18F-FDG PET imaging of myocardial viability in an experienced center with access to 18F-FDG and integration with clinical management teams: the Ottawa-FIVE substudy of the PARR 2 trial

Arun Abraham, Graham Nichol, Kathryn A Williams, Ann Guo, Robert A deKemp, Linda Garrard, Ross A Davies, Lloyd Duchesne, Haissam Haddad, Benjamin Chow, Jean DaSilva, Rob S B Beanlands, PARR 2 Investigators, Arun Abraham, Graham Nichol, Kathryn A Williams, Ann Guo, Robert A deKemp, Linda Garrard, Ross A Davies, Lloyd Duchesne, Haissam Haddad, Benjamin Chow, Jean DaSilva, Rob S B Beanlands, PARR 2 Investigators

Abstract

(18)F-FDG PET may assist decision making in ischemic cardiomyopathy. The PET and Recovery Following Revascularization (PARR 2) trial demonstrated a trend toward beneficial outcomes with PET-assisted management. The substudy of PARR 2 that we call Ottawa-FIVE, described here, was a post hoc analysis to determine the benefit of PET in a center with experience, ready access to (18)F-FDG, and integration with clinical teams.

Methods: Included were patients with left ventricular dysfunction and suspected coronary artery disease being considered for revascularization. The patients had been randomized in PARR 2 to PET-assisted management (group 1) or standard care (group 2) and had been enrolled in Ottawa after August 1, 2002 (the date that on-site (18)F-FDG was initiated) (n = 111). The primary outcome was the composite endpoint of cardiac death, myocardial infarction, or cardiac rehospitalization within 1 y. Data were compared with the rest of PARR 2 (PET-assisted management [group 3] or standard care [group 4]).

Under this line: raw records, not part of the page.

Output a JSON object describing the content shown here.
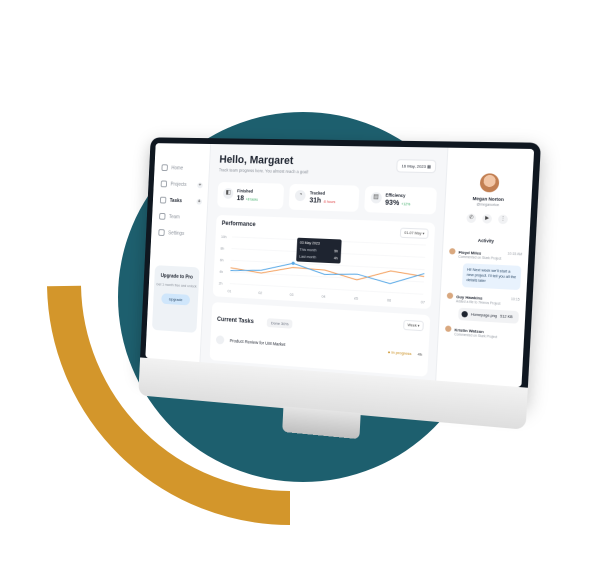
{
  "colors": {
    "teal": "#1d5f6e",
    "gold": "#d3962b",
    "accent": "#2f80ed",
    "chart_orange": "#f4a261",
    "chart_blue": "#5aa9e6"
  },
  "sidebar": {
    "items": [
      {
        "label": "Home",
        "icon": "home-icon"
      },
      {
        "label": "Projects",
        "icon": "folder-icon"
      },
      {
        "label": "Tasks",
        "icon": "tasks-icon"
      },
      {
        "label": "Team",
        "icon": "team-icon"
      },
      {
        "label": "Settings",
        "icon": "gear-icon"
      }
    ],
    "upgrade": {
      "title": "Upgrade to Pro",
      "subtitle": "Get 1 month free and unlock",
      "button": "Upgrade"
    }
  },
  "header": {
    "greeting": "Hello, Margaret",
    "subtitle": "Track team progress here. You almost reach a goal!",
    "date": "16 May, 2023"
  },
  "stats": [
    {
      "label": "Finished",
      "value": "18",
      "delta": "+8 tasks",
      "trend": "up"
    },
    {
      "label": "Tracked",
      "value": "31h",
      "delta": "-6 hours",
      "trend": "down"
    },
    {
      "label": "Efficiency",
      "value": "93%",
      "delta": "+12%",
      "trend": "up"
    }
  ],
  "performance": {
    "title": "Performance",
    "range": "01-07 May",
    "tooltip": {
      "date": "03 May 2023",
      "row1": "This month",
      "row1_value": "5h",
      "row2": "Last month",
      "row2_value": "4h"
    }
  },
  "chart_data": {
    "type": "line",
    "x": [
      "01",
      "02",
      "03",
      "04",
      "05",
      "06",
      "07"
    ],
    "series": [
      {
        "values": [
          3.4,
          2.6,
          4.1,
          3.9,
          2.2,
          4.4,
          3.6
        ]
      },
      {
        "values": [
          2.8,
          3.2,
          5.0,
          3.0,
          3.4,
          1.8,
          4.2
        ]
      }
    ],
    "yticks": [
      "10h",
      "8h",
      "6h",
      "4h",
      "2h"
    ],
    "ylim": [
      0,
      10
    ]
  },
  "tasks": {
    "title": "Current Tasks",
    "count": "Done 30%",
    "period": "Week",
    "rows": [
      {
        "name": "Product Review for UI8 Market",
        "status": "In progress",
        "hours": "4h"
      }
    ]
  },
  "profile": {
    "name": "Megan Norton",
    "role": "@meganorton"
  },
  "activity": {
    "title": "Activity",
    "messages": [
      {
        "name": "Floyd Miles",
        "time": "10:15 AM",
        "sub": "Commented on Stark Project",
        "text": "Hi! Next week we'll start a new project. I'll tell you all the details later"
      },
      {
        "name": "Guy Hawkins",
        "time": "10:15",
        "sub": "Added a file to 7Heros Project",
        "file": "Homepage.png",
        "file_size": "512 KB"
      },
      {
        "name": "Kristin Watson",
        "time": "",
        "sub": "Commented on Stark Project"
      }
    ]
  }
}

Results: In the Ottawa-FIVE subgroup of PARR 2, the cumulative proportion of patients experiencing the composite event was 19% (group 1), versus 41% (group 2). Multivariable Cox proportional hazards regression showed a benefit for the PET-assisted strategy (hazard ratio, 0.34; 95% confidence interval, 0.16-0.72; P = 0.005). Compared with other patients in PARR 2, Ottawa-FIVE patients had a lower ejection fraction (25% +/- 7% vs. 27% +/- 8%, P = 0.04), were more often female (24% vs. 13%, P = 0.006), tended to be older (64 +/- 10 y vs. 62 +/- 10 y, P = 0.07), and had less previous coronary artery bypass grafting (13% vs. 21%, P = 0.07). For patients in the rest of PARR 2, there was no significant difference in events between groups 3 and 4. The observed effect of (18)F-FDG PET-assisted management in the 4 groups in the context of adjusted survival curves demonstrated a significant interaction (P = 0.016). Comparisons of the 2 arms in Ottawa-FIVE to the 2 arms in the rest of PARR 2 demonstrated a trend toward significance (standard care, P = 0.145; PET-assisted management, P = 0.057).

Conclusion: In this post hoc group analysis, a significant reduction in cardiac events was observed in patients with (18)F-FDG PET-assisted management, compared with patients who received standard care. The results suggest that outcome may be benefited using (18)F-FDG PET in an experienced center with ready access to (18)F-FDG and integration with imaging, heart failure, and revascularization teams.

Trial registration: ClinicalTrials.gov NCT00385242.